C’est précisément là qu’une pression invisible à réussir naît.
Réussir ne signifie plus seulement « faire » quelque chose ; cela signifie prouver son droit d’exister.
De cette pression sont nés le culte de la réussite et nos rituels invisibles d’adoration.
Autrefois, le succès était un résultat.
Aujourd’hui, c’est une identité.
La question « Qu’est-ce que tu fais dans la vie ? » porte peut-être une voix douce, mais son sous-texte est souvent:
« Où se cache ta valeur ? »
L’homme moderne se sent obligé de répondre à cette question chaque jour à nouveau.
Et cette réponse se transforme de plus en plus en chiffres:
Projets terminés, graphiques qui montent, nombre d’abonnés, signes de validation…
Tout cela reste comme des marques dans le carnet tenu par les dieux invisibles en nous.
Nous ne disons pas forcément:
« Aujourd’hui, je me suis présenté devant le dieu du succès. »
Mais ce que nous faisons n’est souvent pas très différent:
À la fin de la journée, nous nous jugeons dans un tribunal intérieur.
À quel point ai-je été productif ?
Combien ai-je produit ?
Qu’ai-je fait pour mériter cette journée ?
Et à chaque nuit où nous ne parvenons pas à clôturer ce compte, un petit morceau d’épuisement grandit encore en nous.
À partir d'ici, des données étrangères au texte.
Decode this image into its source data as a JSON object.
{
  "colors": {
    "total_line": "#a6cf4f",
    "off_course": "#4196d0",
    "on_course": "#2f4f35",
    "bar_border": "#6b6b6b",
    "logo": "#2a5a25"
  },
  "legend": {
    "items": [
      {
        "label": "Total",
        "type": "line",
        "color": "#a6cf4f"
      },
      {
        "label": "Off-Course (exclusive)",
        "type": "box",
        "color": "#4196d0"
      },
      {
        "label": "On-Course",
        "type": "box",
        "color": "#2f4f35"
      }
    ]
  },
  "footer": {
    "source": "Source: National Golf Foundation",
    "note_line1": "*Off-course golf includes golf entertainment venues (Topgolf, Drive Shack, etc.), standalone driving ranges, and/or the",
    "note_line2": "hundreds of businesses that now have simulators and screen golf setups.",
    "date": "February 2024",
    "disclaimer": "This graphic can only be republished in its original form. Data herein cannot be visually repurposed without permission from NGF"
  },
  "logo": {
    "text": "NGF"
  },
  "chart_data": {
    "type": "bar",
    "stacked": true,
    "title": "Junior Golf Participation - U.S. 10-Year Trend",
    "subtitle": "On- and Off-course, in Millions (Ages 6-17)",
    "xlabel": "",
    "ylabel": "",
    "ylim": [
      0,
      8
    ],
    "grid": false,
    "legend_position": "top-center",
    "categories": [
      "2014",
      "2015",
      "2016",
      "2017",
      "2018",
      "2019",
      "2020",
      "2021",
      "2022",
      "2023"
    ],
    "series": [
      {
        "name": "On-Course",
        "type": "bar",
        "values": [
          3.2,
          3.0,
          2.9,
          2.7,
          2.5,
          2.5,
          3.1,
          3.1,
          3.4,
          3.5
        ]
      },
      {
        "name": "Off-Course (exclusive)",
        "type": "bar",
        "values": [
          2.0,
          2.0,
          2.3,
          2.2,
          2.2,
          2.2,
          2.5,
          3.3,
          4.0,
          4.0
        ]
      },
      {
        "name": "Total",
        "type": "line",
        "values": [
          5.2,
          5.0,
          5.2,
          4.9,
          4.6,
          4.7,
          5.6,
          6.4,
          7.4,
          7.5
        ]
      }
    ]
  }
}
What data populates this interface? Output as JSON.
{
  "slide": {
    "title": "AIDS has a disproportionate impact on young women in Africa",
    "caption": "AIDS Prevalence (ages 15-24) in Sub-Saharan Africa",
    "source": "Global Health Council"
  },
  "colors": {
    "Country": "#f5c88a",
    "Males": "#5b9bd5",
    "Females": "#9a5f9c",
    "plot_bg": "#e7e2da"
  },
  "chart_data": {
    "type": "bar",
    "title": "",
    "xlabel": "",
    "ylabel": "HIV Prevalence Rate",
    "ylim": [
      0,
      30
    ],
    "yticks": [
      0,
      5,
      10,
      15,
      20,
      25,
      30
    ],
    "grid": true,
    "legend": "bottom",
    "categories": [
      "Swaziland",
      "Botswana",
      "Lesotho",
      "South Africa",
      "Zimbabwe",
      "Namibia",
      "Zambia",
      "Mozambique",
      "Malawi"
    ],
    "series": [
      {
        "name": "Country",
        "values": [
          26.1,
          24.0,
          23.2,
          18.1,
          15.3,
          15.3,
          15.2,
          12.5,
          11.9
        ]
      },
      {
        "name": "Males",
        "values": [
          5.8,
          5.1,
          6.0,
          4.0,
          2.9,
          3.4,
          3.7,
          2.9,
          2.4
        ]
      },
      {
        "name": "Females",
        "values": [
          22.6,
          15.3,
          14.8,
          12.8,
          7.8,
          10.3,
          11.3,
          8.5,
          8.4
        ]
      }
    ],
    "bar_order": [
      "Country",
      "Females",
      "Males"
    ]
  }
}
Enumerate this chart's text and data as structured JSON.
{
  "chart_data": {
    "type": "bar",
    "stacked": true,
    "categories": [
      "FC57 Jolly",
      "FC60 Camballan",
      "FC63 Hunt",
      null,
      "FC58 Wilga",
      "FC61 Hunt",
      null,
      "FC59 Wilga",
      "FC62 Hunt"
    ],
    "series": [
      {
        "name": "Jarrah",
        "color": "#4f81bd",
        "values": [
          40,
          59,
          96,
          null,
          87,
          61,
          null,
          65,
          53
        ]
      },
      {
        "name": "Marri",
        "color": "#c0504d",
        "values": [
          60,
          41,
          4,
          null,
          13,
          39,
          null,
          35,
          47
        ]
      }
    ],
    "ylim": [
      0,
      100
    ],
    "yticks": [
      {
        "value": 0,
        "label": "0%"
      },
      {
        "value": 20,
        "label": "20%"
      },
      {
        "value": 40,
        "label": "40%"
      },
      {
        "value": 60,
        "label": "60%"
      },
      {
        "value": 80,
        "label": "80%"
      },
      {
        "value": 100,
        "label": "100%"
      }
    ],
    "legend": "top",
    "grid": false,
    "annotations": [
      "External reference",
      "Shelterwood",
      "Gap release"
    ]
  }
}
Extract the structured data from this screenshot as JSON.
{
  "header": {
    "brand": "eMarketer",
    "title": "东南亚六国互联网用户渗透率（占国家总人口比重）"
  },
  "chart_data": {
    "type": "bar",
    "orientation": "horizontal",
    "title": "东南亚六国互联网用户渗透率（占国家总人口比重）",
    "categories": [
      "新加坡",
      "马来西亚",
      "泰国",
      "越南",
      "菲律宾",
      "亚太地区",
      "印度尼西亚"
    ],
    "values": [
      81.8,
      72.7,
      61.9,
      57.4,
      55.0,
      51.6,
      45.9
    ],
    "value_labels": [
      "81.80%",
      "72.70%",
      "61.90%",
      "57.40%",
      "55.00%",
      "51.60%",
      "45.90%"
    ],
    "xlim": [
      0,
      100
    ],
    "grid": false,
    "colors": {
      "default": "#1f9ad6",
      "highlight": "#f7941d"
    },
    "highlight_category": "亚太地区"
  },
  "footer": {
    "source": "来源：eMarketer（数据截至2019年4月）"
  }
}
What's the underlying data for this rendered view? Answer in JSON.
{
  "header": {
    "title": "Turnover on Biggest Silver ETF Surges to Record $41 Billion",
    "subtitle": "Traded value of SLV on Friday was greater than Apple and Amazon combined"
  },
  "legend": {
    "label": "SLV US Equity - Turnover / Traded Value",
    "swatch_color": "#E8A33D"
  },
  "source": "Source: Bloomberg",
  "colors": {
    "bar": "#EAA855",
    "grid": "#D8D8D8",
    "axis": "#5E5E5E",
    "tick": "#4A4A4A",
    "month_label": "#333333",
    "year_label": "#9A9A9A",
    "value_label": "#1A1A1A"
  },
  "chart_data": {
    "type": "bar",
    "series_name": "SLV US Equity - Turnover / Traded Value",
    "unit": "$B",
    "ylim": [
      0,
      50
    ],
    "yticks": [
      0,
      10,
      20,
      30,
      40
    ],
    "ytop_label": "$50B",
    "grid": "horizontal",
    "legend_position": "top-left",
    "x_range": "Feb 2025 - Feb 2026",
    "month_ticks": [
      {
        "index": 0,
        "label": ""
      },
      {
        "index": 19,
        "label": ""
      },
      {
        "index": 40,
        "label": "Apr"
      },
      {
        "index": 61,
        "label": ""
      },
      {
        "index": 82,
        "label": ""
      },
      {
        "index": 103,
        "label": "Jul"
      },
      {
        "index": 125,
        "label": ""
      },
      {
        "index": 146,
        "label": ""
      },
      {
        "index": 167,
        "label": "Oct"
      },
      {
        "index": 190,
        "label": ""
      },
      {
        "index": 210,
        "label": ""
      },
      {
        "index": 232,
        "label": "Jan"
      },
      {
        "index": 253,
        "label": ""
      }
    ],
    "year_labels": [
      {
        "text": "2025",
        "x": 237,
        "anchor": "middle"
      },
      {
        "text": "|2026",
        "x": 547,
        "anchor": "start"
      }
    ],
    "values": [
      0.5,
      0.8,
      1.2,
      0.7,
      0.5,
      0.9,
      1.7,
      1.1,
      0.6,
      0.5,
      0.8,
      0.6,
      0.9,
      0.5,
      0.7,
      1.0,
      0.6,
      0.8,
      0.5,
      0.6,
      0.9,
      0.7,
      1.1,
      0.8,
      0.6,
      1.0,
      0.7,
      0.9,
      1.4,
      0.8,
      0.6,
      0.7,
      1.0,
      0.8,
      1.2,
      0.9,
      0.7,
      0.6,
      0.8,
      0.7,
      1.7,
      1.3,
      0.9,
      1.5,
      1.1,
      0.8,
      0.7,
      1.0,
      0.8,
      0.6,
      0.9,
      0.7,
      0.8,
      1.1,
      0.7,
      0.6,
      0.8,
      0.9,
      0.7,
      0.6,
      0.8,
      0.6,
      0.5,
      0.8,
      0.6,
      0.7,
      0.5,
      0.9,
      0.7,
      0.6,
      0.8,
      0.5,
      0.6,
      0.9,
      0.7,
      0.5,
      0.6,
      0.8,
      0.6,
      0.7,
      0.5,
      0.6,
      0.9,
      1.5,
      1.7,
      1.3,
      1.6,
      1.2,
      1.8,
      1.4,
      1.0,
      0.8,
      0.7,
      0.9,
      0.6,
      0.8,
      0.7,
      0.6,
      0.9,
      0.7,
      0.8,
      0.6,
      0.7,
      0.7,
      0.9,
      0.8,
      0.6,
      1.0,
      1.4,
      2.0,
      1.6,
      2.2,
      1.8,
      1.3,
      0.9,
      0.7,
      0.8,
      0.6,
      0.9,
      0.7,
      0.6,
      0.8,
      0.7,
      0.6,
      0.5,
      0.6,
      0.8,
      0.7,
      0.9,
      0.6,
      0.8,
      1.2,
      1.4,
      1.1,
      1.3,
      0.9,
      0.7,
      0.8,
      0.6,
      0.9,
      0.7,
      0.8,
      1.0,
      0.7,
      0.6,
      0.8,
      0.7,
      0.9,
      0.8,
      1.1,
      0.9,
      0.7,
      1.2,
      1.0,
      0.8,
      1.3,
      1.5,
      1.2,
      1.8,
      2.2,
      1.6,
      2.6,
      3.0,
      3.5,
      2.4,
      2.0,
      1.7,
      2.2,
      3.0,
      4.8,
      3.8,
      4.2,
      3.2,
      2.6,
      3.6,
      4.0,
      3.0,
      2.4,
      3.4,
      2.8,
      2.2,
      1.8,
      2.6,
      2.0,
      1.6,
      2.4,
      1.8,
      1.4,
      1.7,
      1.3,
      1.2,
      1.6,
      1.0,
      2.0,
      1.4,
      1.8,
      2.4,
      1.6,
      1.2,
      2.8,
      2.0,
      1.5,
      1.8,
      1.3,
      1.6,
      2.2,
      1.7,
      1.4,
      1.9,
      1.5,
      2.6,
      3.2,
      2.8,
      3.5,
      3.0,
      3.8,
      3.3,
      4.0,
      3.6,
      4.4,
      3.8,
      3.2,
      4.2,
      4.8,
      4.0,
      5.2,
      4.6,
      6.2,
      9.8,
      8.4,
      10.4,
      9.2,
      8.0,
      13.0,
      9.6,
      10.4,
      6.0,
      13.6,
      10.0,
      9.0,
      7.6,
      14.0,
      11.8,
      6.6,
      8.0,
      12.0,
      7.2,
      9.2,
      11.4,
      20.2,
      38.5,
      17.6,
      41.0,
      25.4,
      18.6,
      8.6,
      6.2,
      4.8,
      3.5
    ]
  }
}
L’épuisement : c’est la fatigue du serviteur qui n’arrive pas à suivre ses dieux.
Nous expliquons généralement le syndrome d’épuisement professionnel par la charge de travail.
Pourtant, bien souvent, il ne s’agit pas seulement de travailler beaucoup, mais de la peur existentielle cachée derrière le travail.
Si la réussite est devenue la mesure de ton « droit à exister », alors chaque jour où tu n’y parviens pas, tu as l’impression de disparaître un peu plus.
Si l’argent est devenu la seule chose qui te fait te sentir en sécurité, chaque compte qui passe dans le rouge semble remettre à zéro non seulement ton solde, mais aussi ton sentiment de valeur.
Si le temps a cessé d’être « un espace de rencontre avec toi-même » pour devenir « une liste de tâches à rattraper », chaque minute se transforme en horloge de tribunal qui tourne contre toi.
L’épuisement n’est pas seulement la fatigue de faire beaucoup de choses ; c’est souvent la honte de ne pas réussir à être à la hauteur des valeurs que tu as divinisées.
C’est exactement à cette honte-là que j’ai dû faire face en écrivant Les Lignes du Vide.
J’ai dû me poser la question:
En quoi est-ce que je crois vraiment?
Et en vérité, qui est-ce que j’adore?
Dans ce titre, j’ai volontairement parlé de « mettre à la retraite » les dieux.
Parce que l’argent, le temps et la réussite n’ont pas besoin d’être tués.
Nous en avons besoin.
L’argent est toujours un moyen d’échange.
Le temps nous permet toujours de faire l’expérience de l’infini par fragments.
La réussite est toujours le fruit de quelque chose, le résultat naturel d’un effort.
Le problème n’est pas leur existence, mais la question: à qui appartient le trône?
Mettre les dieux à la retraite, ce n’est pas dire: « Je ne veux plus d’argent, je n’ai plus besoin du temps. »
C’est dire: « Tu ne mesureras pas ma valeur. Tu es un outil, pas un maître. »
Cela signifie commencer à voir, en regardant ton compte bancaire, non pas toi-même, mais simplement un chiffre.
En regardant ton agenda, ne plus te voir comme la vie en retard, mais comme la somme des moments que tu as choisis ou non.
En regardant la réussite, pouvoir dire non pas « Voilà qui je suis », mais « Ceci n’est qu’une des choses que j’ai faites. »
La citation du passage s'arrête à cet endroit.